Ministrowie spraw wewnętrznych unijnej "27" przyjęli w Luksemburgu mandat negocjacyjny na rozmowy z USA o stawianych przez Waszyngton nowych warunkach włączenia do programu bezwizowego.
Jak poinformowało słoweńskie przewodnictwo UE, mandat został przyjęty jednomyślnie. Początkową rezerwę wycofały Czechy.
Mandat przewiduje, że Czechy oraz inne kraje, które rozpoczęły dwustronne rozmowy z Waszyngtonem o włączeniu do amerykańskiego programu bezwizowego VWP (Visa Waiver Program) muszą informować Komisję Europejską o stanie negocjacji i stawianych przez USA warunkach.

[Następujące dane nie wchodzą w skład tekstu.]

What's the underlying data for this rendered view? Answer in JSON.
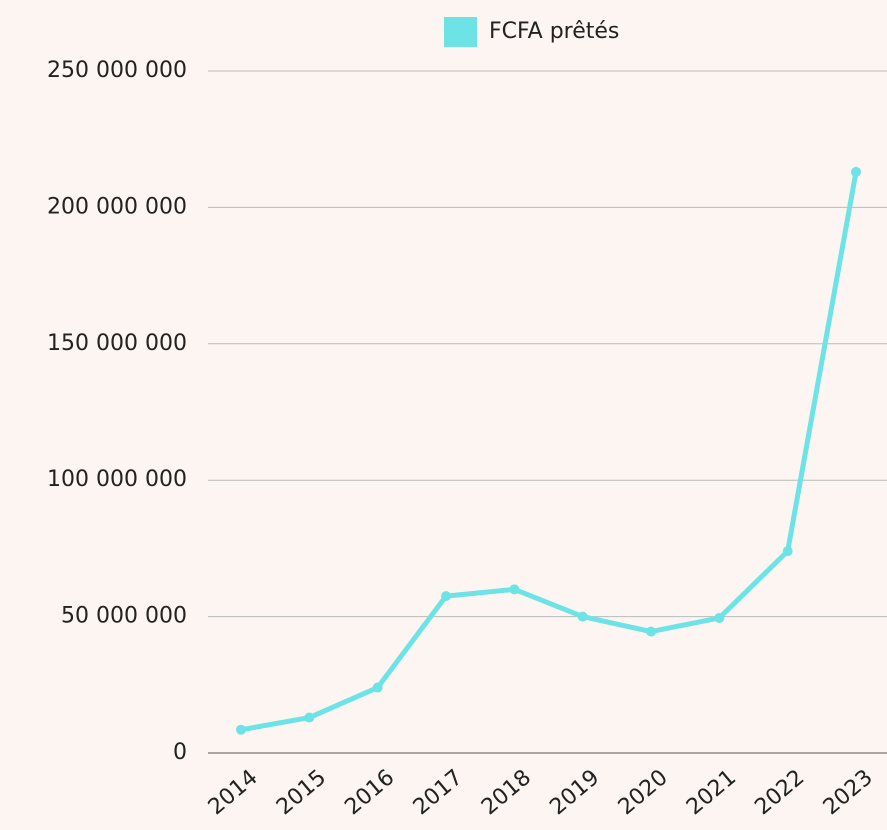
{
  "chart_data": {
    "type": "line",
    "categories": [
      "2014",
      "2015",
      "2016",
      "2017",
      "2018",
      "2019",
      "2020",
      "2021",
      "2022",
      "2023"
    ],
    "series": [
      {
        "name": "FCFA prêtés",
        "color": "#6de3e6",
        "values": [
          8500000,
          13000000,
          24000000,
          57500000,
          60000000,
          50000000,
          44500000,
          49500000,
          74000000,
          213000000
        ]
      }
    ],
    "ylim": [
      0,
      250000000
    ],
    "yticks": [
      0,
      {
        "value": 50000000,
        "label": "50 000 000"
      },
      {
        "value": 100000000,
        "label": "100 000 000"
      },
      {
        "value": 150000000,
        "label": "150 000 000"
      },
      {
        "value": 200000000,
        "label": "200 000 000"
      },
      {
        "value": 250000000,
        "label": "250 000 000"
      }
    ],
    "grid": true,
    "legend": "top"
  }
}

Mandat upoważni Komisję Europejską do negocjacji z USA w sprawie wprowadzonych w ubiegłym roku w amerykańskiej ustawie o bezpieczeństwie narodowym warunków dostępu do VWP, dotykających kompetencji unijnych. Chodzi zwłaszcza o wymóg dostępu do informacji o podróżnych. Zmianę prawa Amerykanie argumentowali walką z terroryzmem.
Negocjacje z USA skupią się na tym, by nie pogorszyły się warunki podróżowania do USA dla obywateli państw UE już będących członkami Visa Waiver Program, wobec których Waszyngton planuje wprowadzenie od czerwca 2009 roku tzw. systemu elektronicznej autoryzacji podróży do USA (ESTA).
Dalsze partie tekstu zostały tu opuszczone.